A wealth of exciting titles have been published so far this year, and, thankfully, many by burgeoning lit stars have gotten the attention they deserve. Leslie Jamison's The Empathy Exams, a collection of deeply personal essays, was a surprise bestseller. Akhil Sharma's deeply affecting Family Life, which took him 13 years to pen and polish, got glowing reviews. And a slew of heavyweights -- Lydia Davis, Karen Russell, Teju Cole, Peter Matthiesen and J.K. Rowling -- have continued to produce fantastic, thoughtful stories.
Still, there are those authors whose skills have arguably waned, but whose reputations earn them guaranteed coverage. Rather than picking up the latest from Lorrie Moore or Michael Cunningham, we suggest you grab a copy of one of the below books, which might've flown under your radar.
The following titles were woefully under-hyped when they were released earlier this year. Many are works in translation, others were released from independent presses, and still others were simply overshadowed by better-known names.
Here are 8 great books you might've missed this year:
Blasim's collection, which was first published in English this winter, might be flawed. Some of the stories feature gratuitous violence, and others seem cobbled together. But the stories that do work are inventive and are told in a fresh voice. "Crosswords" is a particularly worthy read -- in its few pages it manages to offer a full examination of the ways friendships can transform during wartime.
Ball's book is tough to categorize, which is why it might've received less attention than it should've. He's a poet by trade, so his story is immaculate on a sentence-level, and some individual scenes -- such as the protagonist's family's mission to visit every waterfall in Japan, before settling on the quaintest as their favorite -- can be tear-jerkers. Silence Once Begun isn't merely a familial meditation; it's also a mystery about a man who's taken a vow of silence after confessing to a crime he didn't commit.
Heller's debut, The Dog Stars, garnered praise, but his second, stronger novel wasn't as celebrated. It's a page-turner narrated by a painter who has fled his former home and scene in New Mexico to live in relative quiet in Colorado. Jim's reserved, sensitive side is juxtaposed by infrequent but dangerous rage, which has gotten him into trouble. Heller's examination of an abstract artist's manic tendencies is both gripping and subtle.
Antopol was a National Book Award "5 Under 35" honoree, and for good reason. Her debut short story collection hones in on political dissidents, citizens estranged from their heritage, and other people who might be described as on the fringes of the societies they inhabit. Perhaps the best of the collection, "Minor Heroics" examines the hidden ambitions of two Israeli brothers.
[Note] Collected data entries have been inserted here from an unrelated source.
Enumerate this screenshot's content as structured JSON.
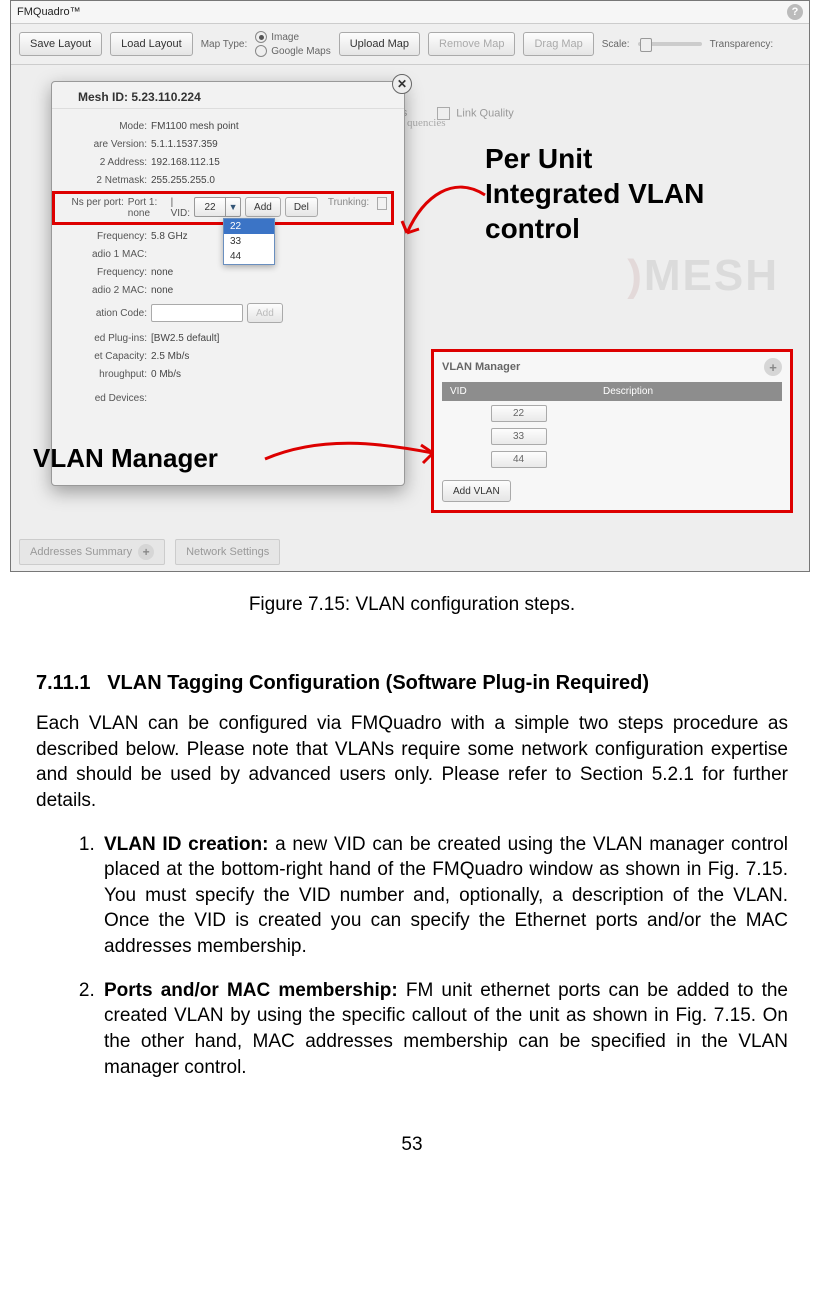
{
  "app": {
    "title": "FMQuadro™",
    "toolbar": {
      "save_layout": "Save Layout",
      "load_layout": "Load Layout",
      "map_type_label": "Map Type:",
      "map_type_image": "Image",
      "map_type_google": "Google Maps",
      "upload_map": "Upload Map",
      "remove_map": "Remove Map",
      "drag_map": "Drag Map",
      "scale_label": "Scale:",
      "transparency_label": "Transparency:"
    }
  },
  "bg_tabs": {
    "hings": "hings",
    "link_quality": "Link Quality",
    "quencies": "quencies"
  },
  "bg_watermark": "MESH",
  "popup": {
    "title": "Mesh ID: 5.23.110.224",
    "rows": {
      "mode_k": "Mode:",
      "mode_v": "FM1100 mesh point",
      "ver_k": "are Version:",
      "ver_v": "5.1.1.1537.359",
      "addr_k": "2 Address:",
      "addr_v": "192.168.112.15",
      "mask_k": "2 Netmask:",
      "mask_v": "255.255.255.0",
      "port_k": "Ns per port:",
      "port_label": "Port 1: none",
      "vid_label": "| VID:",
      "vid_value": "22",
      "add_btn": "Add",
      "del_btn": "Del",
      "trunking_label": "Trunking:",
      "freq1_k": "Frequency:",
      "freq1_v": "5.8 GHz",
      "mac1_k": "adio 1 MAC:",
      "mac1_v": "",
      "freq2_k": "Frequency:",
      "freq2_v": "none",
      "mac2_k": "adio 2 MAC:",
      "mac2_v": "none",
      "act_k": "ation Code:",
      "act_add": "Add",
      "plug_k": "ed Plug-ins:",
      "plug_v": "[BW2.5 default]",
      "cap_k": "et Capacity:",
      "cap_v": "2.5 Mb/s",
      "thr_k": "hroughput:",
      "thr_v": "0 Mb/s",
      "dev_k": "ed Devices:"
    },
    "dropdown": {
      "opt1": "22",
      "opt2": "33",
      "opt3": "44"
    }
  },
  "annotations": {
    "per_unit_l1": "Per Unit",
    "per_unit_l2": "Integrated VLAN",
    "per_unit_l3": "control",
    "vlan_manager": "VLAN Manager"
  },
  "vlan_manager_panel": {
    "title": "VLAN Manager",
    "col_vid": "VID",
    "col_desc": "Description",
    "rows": {
      "r1": "22",
      "r2": "33",
      "r3": "44"
    },
    "add_vlan_btn": "Add VLAN"
  },
  "bottom_tabs": {
    "addr_summary": "Addresses Summary",
    "net_settings": "Network Settings"
  },
  "caption": "Figure 7.15: VLAN configuration steps.",
  "doc": {
    "sec_no": "7.11.1",
    "sec_title": "VLAN Tagging Configuration (Software Plug-in Required)",
    "intro": "Each VLAN can be configured via FMQuadro with a simple two steps procedure as described below. Please note that VLANs require some network configuration expertise and should be used by advanced users only. Please refer to Section 5.2.1 for further details.",
    "step1_title": "VLAN ID creation:",
    "step1_body": " a new VID can be created using the VLAN manager control placed at the bottom-right hand of the FMQuadro window as shown in Fig. 7.15.  You must specify the VID number and, optionally, a description of the VLAN. Once the VID is created you can specify the Ethernet ports and/or the MAC addresses membership.",
    "step2_title": "Ports and/or MAC membership:",
    "step2_body": "  FM unit ethernet ports can be added to the created VLAN by using the specific callout of the unit as shown in Fig. 7.15. On the other hand, MAC addresses membership can be specified in the VLAN manager control.",
    "page_number": "53"
  }
}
Levy is a former Booker Prize nominee, in spite of her peculiar stylistic choices. Her stories are quick, undulating and dreamlike. Fans of Lydia Davis might be better off picking up Black Vodka than Can't and Won't -- Levy seems more prone to imbuing her scenes with both momentum and insight. "Placing a Call," the most inventive of the collection, punctuates anxious memories from a failed relationship with jarring rings on a telephone.
Shin is a prominent Korean author, but I'll Be Right There is her first work to be translated into English. It's a subtle story about personal relationships during a time of political tumult, as three students studying in Seoul form what they believe is an unbreakable bond before being torn apart. Shin graces simple scenes with touching details, transforming a quiet story about long walks and warm meals into a page-turner.
Bomer's collection -- which features a novella and related short stories -- explores issues such as obesity and unhealthy relationships through an exclusively feminine lens. Her writing is at times unadorned, and is alluring in its rawness, but encapsulates much more than off-the-cuff dirty remarks. #NoFilter definitely applies.